Km. saatim 110'u gösterirken ve Kandıra'ya 3 km. kalmışken bir üç yol ağzına vardım. Sola sapan yolda Akmeşe tabelası vardı. Yol kenarında bir kahvehane görüş alanıma giriyor. Amerikan filimlerinde çölde rastladığı bara yorgun argın- giren kovboy gibi atımı-bisikletimi dış duvarına dayayıp dalıyorum içeri. Birkaç köylü oturmuş, konuşuyor. Selamımı alıyorlar. Hemen lavaboyu sorup elimi, yüzümü ve kafamı yıkıyorum. Bir kola, bir su, üç kek alıyorum. (2 lira) Kola ve su anında iki kekle birlikte midemde... Kahve-büfe'nin sahibi-çalışanı ve köylülerle kısa sohbetten sonra, Akmeşe yolunu soruyorum. Her kafadan bir ses çıkıyor. Sonuçta dalıyorum bu bilmediğim yola...
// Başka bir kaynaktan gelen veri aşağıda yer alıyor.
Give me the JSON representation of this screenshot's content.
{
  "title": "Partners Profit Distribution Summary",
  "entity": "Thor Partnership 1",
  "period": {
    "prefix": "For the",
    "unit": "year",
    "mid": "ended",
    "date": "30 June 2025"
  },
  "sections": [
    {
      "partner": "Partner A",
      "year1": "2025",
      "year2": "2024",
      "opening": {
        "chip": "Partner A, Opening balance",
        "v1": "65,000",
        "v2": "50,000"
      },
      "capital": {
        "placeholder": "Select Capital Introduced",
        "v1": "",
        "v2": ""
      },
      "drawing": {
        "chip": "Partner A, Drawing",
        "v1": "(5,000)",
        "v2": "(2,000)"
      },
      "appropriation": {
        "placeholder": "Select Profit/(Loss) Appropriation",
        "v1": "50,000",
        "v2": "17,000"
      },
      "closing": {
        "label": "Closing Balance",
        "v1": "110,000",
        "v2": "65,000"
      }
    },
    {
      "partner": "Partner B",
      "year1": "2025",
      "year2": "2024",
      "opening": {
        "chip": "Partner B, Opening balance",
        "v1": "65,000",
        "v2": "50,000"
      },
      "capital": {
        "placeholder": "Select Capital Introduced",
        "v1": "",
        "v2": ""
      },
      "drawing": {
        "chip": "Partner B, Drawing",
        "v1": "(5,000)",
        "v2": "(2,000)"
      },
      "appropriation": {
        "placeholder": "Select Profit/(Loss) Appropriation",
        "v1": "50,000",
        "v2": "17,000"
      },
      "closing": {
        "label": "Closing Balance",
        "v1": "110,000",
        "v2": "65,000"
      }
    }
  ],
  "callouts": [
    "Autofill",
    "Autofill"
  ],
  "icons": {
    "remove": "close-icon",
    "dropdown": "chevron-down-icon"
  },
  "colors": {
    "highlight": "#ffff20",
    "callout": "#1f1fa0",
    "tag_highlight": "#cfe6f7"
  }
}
Bu yol aynı zamanda Adapazarı'na gidiyor ve ileride bir yerde sağa sapmazsam yolum çok uzayabilir. Yolda rastladığım köylülere yolu soruyorum. Biri bilmiyorum diyor. Bir diğeri bana yolun zorluğundan bahsediyor.

Tarlalar püskürtme sistemiyle sulanıyor.

Yaklaşık 10-15 km sonra Akmeşe sapağına geliyorum. Kapı gibi tabela var. Bazen çok kişiden yol tarifi almak yanıltıcı olabiliyor. Bir an dağlarda yolumu şaşırıp geceye kalabileceğimi bile düşündürdüler bana...

Pedal çevirmeye devam...

Akmeşe yolunda araç trafiği hiç yok denilebilir. Zaman zaman traktör geçiyor o kadar. Yol müthiş güzel, tarif edilmez yaşanır cinsinden...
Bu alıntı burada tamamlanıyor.